BU BİLGİLER (HÜR VE KABUL EDİLMİŞ MASONLAR BÜYÜK LOCASI – 1909 MASON.ORG.TR) RESMİ SİTESİNDEN ALINMIŞTIR.
MASON DİN ADAMLARI :
Şeyhülislam Musa Kazım Efendi,
Şeyhülislam İzzettin Efendi,
Şeyhülislam Hayri Efendi,
Berlin Sefareti Baş İmamı Mustafa Hafız Şükrü,
Sefaret İmamı Haşim Veli,
Müderris Mahmut Esad Efendi,
Ziyaüddin Efendi
14 Şubat 1909 Pazar günü Osmanlı’nın Şeyhulislamlık görevinde Mehmet Ziyaüddin Efendi bulunuyordu.

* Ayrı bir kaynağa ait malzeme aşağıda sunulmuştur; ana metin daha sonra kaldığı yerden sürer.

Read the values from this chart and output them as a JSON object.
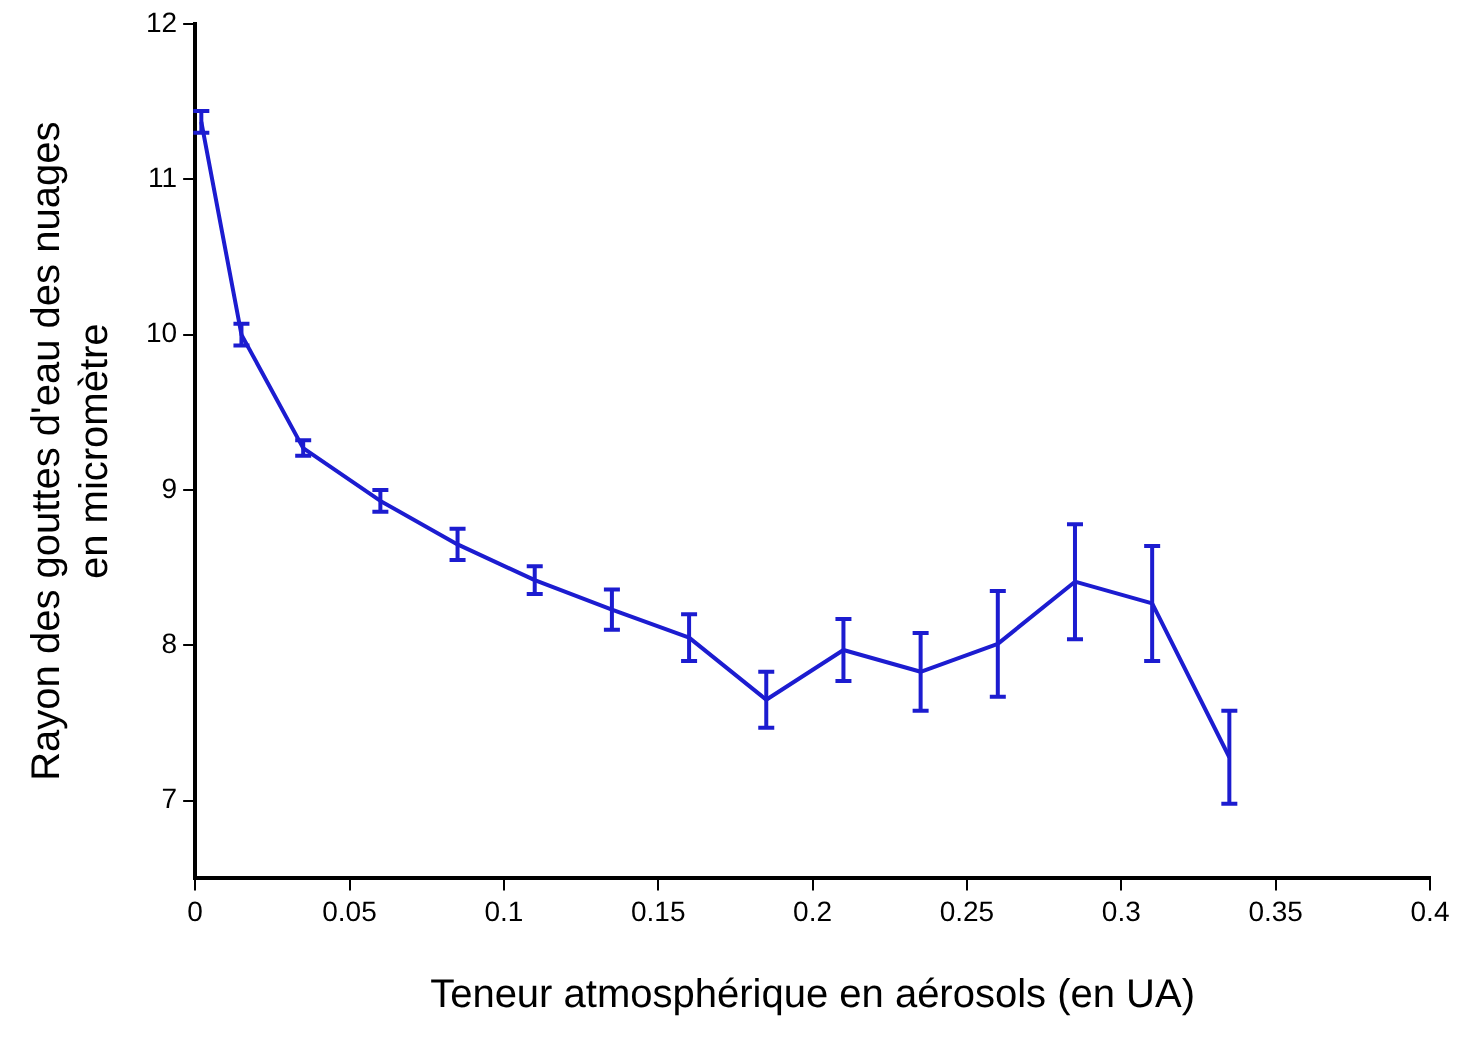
{
  "chart_data": {
    "type": "line",
    "xlabel": "Teneur atmosphérique en aérosols (en UA)",
    "ylabel": "Rayon des gouttes d'eau des nuages\nen micromètre",
    "x": [
      0.002,
      0.015,
      0.035,
      0.06,
      0.085,
      0.11,
      0.135,
      0.16,
      0.185,
      0.21,
      0.235,
      0.26,
      0.285,
      0.31,
      0.335
    ],
    "series": [
      {
        "color": "#1c1cd0",
        "values": [
          11.37,
          10.0,
          9.27,
          8.93,
          8.65,
          8.42,
          8.23,
          8.05,
          7.65,
          7.97,
          7.83,
          8.01,
          8.41,
          8.27,
          7.28
        ],
        "errors": [
          0.07,
          0.07,
          0.05,
          0.07,
          0.1,
          0.09,
          0.13,
          0.15,
          0.18,
          0.2,
          0.25,
          0.34,
          0.37,
          0.37,
          0.3
        ]
      }
    ],
    "xlim": [
      0,
      0.4
    ],
    "ylim": [
      6.5,
      12
    ],
    "xticks": [
      0,
      0.05,
      0.1,
      0.15,
      0.2,
      0.25,
      0.3,
      0.35,
      0.4
    ],
    "yticks": [
      7,
      8,
      9,
      10,
      11,
      12
    ],
    "grid": false,
    "legend": false,
    "marker": "none",
    "line_style": "solid"
  }
}
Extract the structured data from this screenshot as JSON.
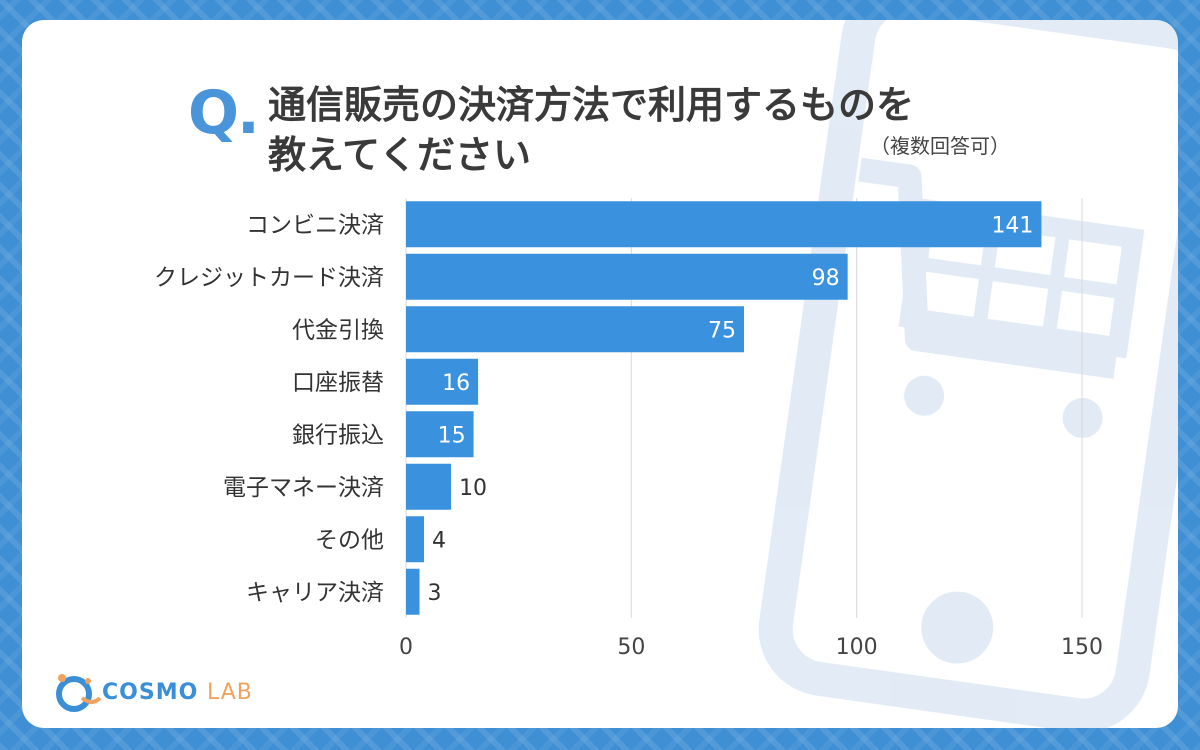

O’nun ilk görev süresi 1 ay 27 gün sürdü. Padişah II. Abdülhamit onu 13 Nisan 1909 tarihinde görevden aldığında İstanbul’da devletin güvenliğini sarsacak olaylar yaşanıyordu. Tarihlerde “31 Mart 1909 irtica vakası” olarak tanımlanan ve miladi 13 Nisan 1909 denk düşen olalar sonrası İstanbul’da görünüşte “ Şeriat isteriz” diyen Medrese öğrencileri gösteri yapıyor, gazeteciler öldürülüyor, askere kurşun sıkılıyordu. Ve aynı gün olayları bastırmak üzere Selanik’ten Hareket Ordusu trenle İstanbul’a hareket ediyordu. Hareket ordusu İttihat ve Terakki’nin kontrolünde idi. Selanik’te ordunun İstanbul’a gitmesi emrini veren de ünlü mason veYahudi asıllı avukat ve de milletvekili Emanuel Karasu idi.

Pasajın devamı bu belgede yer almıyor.